The ATFS teaches its members how to harvest trees according to the principles of “selective forestry,” a system in which foresters select individual trees or small groups of trees, leaving others. Says Jimmy O’Connor, program coordinator for the ATFS, “Selective forestry has been proven to open crowded forests to assist wildlife, reduce wildfire danger, and accelerate the growth of remaining trees.”
In contrast to the rest of the world, selective forestry in North America appears to be working. The United States and Canada now grow twice as much hardwood as they harvest annually. North American forest cover has expanded by nearly 10 million acres over the past decade. According to the ATFS, “U.S. forests are equal to the amount of land covered by trees eighty years ago.” As a side benefit, tree farms help landowners maintain nonindustrialized acres of forestland rather than selling them to developers.
A worldwide problem
Even if wood were no longer needed, the forests would continue to disappear just to accommodate the world’s exploding population. The WWF estimates that two-thirds of forest destruction results not from lumber production but as a result of overpopulation.
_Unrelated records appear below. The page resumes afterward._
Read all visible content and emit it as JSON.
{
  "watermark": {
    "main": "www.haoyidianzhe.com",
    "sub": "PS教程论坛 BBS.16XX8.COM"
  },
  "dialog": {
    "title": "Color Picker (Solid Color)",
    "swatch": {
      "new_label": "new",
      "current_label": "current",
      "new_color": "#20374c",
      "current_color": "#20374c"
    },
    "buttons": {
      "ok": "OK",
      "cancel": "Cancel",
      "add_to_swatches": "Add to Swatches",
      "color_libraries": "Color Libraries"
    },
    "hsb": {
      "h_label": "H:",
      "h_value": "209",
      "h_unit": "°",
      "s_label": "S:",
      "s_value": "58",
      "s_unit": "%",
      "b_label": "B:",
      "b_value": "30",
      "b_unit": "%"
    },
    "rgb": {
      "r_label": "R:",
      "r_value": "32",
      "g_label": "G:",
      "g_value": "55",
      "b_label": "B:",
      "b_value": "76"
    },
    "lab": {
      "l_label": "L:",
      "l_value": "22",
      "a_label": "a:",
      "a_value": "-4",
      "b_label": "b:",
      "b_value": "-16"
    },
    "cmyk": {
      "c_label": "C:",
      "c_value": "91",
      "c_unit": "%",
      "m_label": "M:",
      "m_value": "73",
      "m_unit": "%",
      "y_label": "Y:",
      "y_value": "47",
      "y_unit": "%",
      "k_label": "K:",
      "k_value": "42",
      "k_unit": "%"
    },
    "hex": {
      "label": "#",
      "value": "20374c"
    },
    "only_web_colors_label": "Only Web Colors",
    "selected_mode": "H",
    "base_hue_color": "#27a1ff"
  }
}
More than 1 billion people live in developing countries where wood is a basic source of fuel or where wasteful tree removal efforts provide lands for crops and pastures. According to the Rainforest Alliance, “agriculture is the principle agent of ecosystem destruction and species loss.” Unlike forestry, where trees are removed but the land has a chance to regenerate, these areas are permanently deforested. Cash crops such as bananas, sugar, and coffee grow where tropical forests once thrived.
Conservation regulations will certainly help preserve our world’s resources; wood’s value as a basic commodity may actually discourage slash-and-burn farming. But it seems that even these measures will fall short as the population continues to increase.
As grim as this may all sound, we can’t be too critical of the certification system—or, for that matter, ourselves. Consumer awareness, nonprofit, and for-profit agencies have made significant strides in a relatively short time period. And smaller grassroots groups are finding new solutions to help address many of the symptoms created by an exploding population. Most important, the world is beginning to realize that its forests are not a limitless resource.